The State of Nuevo León is the third-largest economy in Mexico, contributing 7.3% of national GDP in 2016. However, as shown in surveys from institutions such as the National Institute for Statistics and Geography (INEGI) and from civil society, there is a high public perception of corruption, which is considered very frequent both at the state (53-54%) and the municipal levels (46%-49%). Nuevo León is therefore seeking to build a sustainable and resilient public integrity system. To this end, the state created a Local Anti-corruption System in 2017 (Sistema Estatal Anticorrupción para el Estado de Nuevo León, or SEANL) to implement, at the local level, Mexico’s National Anti-corruption System (Sistema Nacional Anticorrupción, or SNAC).

This Review assesses the main features of the public integrity system in Nuevo León, benchmarking it with the OECD Recommendation of the Council on Public Integrity and international good practices.
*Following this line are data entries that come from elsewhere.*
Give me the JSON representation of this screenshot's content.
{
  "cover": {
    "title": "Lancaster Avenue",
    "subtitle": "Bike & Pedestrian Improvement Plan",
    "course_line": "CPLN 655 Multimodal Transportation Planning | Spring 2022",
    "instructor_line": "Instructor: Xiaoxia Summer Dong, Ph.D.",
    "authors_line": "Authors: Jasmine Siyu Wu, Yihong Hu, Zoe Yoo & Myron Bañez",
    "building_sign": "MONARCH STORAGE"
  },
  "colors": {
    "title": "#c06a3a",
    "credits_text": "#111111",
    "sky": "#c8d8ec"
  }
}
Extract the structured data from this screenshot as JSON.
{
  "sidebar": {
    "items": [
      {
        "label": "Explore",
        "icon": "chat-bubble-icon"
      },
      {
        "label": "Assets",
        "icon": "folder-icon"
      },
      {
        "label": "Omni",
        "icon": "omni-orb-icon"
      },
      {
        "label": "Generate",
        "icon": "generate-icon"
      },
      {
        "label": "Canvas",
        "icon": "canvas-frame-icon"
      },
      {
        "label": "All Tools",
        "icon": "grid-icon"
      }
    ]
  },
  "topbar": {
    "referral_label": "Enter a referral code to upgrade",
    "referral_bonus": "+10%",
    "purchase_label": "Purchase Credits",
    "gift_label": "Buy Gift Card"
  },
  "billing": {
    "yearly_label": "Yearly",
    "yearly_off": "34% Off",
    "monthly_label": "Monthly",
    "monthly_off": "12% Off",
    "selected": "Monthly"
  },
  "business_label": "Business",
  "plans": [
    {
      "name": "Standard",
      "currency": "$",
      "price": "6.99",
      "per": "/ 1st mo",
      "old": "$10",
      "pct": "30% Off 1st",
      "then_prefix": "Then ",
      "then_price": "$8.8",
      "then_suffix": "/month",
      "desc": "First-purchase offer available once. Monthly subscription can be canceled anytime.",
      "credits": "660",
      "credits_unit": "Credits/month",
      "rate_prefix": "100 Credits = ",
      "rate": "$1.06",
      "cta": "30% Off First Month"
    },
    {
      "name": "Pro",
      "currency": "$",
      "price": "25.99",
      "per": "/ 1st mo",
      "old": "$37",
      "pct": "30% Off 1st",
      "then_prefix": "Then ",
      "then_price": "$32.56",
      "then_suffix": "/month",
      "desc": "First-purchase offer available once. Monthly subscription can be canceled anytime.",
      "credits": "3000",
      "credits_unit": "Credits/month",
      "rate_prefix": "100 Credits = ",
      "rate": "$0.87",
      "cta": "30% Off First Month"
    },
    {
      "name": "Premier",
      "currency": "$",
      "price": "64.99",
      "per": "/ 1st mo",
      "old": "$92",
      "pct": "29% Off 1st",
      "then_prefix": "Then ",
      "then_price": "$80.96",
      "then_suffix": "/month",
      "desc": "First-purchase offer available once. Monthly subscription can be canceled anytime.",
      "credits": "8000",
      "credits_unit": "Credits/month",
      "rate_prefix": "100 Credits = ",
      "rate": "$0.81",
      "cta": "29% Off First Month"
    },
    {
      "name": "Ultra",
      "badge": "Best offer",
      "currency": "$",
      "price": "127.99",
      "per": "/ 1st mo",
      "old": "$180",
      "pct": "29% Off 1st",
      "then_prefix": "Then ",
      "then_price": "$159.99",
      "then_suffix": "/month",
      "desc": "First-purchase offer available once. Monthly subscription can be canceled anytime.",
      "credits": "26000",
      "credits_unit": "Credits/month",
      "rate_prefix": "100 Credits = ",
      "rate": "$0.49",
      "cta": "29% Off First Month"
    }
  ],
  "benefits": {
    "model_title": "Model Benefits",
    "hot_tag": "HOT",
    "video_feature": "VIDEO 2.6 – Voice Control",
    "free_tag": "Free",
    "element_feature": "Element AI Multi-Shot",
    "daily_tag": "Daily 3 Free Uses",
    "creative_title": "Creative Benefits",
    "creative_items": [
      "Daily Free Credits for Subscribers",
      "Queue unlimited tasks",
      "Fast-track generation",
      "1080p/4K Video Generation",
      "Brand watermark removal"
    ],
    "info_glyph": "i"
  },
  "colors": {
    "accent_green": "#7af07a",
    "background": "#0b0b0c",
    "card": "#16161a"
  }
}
It also provides recommendations and an action plan to leverage ongoing reforms in a sustainable and strategic manner. In particular, the Review analyses Nuevo León’s integrity framework and initiatives to build a culture of integrity in the public administration, as well as mechanisms for providing public officials advice and guidance when they are confronted with integrity-related questions and dilemmas. It also discusses the strengths and weaknesses of the internal control and risk management framework and considers whether Nuevo León’s integrity reforms advance a whole-of-society approach to integrity by effectively engaging citizens and the private sector.

The State Government of Nuevo León has taken concrete actions to demonstrate its commitment to enhancing public integrity. The multistakeholder Council for Strategic Planning of Nuevo León, established in 2013, has set anti-corruption and integrity-related strategic objectives. An ambitious awareness-raising programme for public officials began in 2016 and led to a network of “Agents of Change” (agentes de cambio) within the public administration. The Citizen Participation Committee will play a prominent role in the SEANL, with three of its representatives participating in the Co-ordination Committee, which is the governing body of the SEANL. In addition, Nuevo León adopted a dedicated Whistle-blower Protection Law in 2013, unique in Mexico, to promote the reporting of corrupt conduct by public officials. Further efforts are nevertheless needed to increase trust in Nuevo León’s capacity to prevent and tackle corruption. These efforts would include establishing effective mechanisms for co-ordination among government levels; reviewing the integrity framework to promote a culture of integrity both within the public sector and more broadly across society; and ensuring accountability through a stronger internal control and risk management framework.

This Review was undertaken by the OECD Public Governance Directorate and is part of a series of OECD integrity reviews conducted at the state level in Mexico. The active engagement of sub-national governments is critical for maximising the impact of Mexico’s National Anti-corruption System, which includes co-ordination mechanisms to ensure a consistent application of the system and its policies at state level. It is also critical to build trust in public institutions and improve the quality of public services.

The OECD Integrity Review of Nuevo León, Mexico provides an Action Plan to address the ongoing challenges in creating a sustainable public integrity system in the state, assigning concrete actions, responsibilities and timelines for carrying out its recommendations. By monitoring the Action Plan, the OECD will provide Nuevo León continuous advice and support, helping it to maximise the impact of its integrity efforts and achieve its strategic vision of becoming “the best place to live”.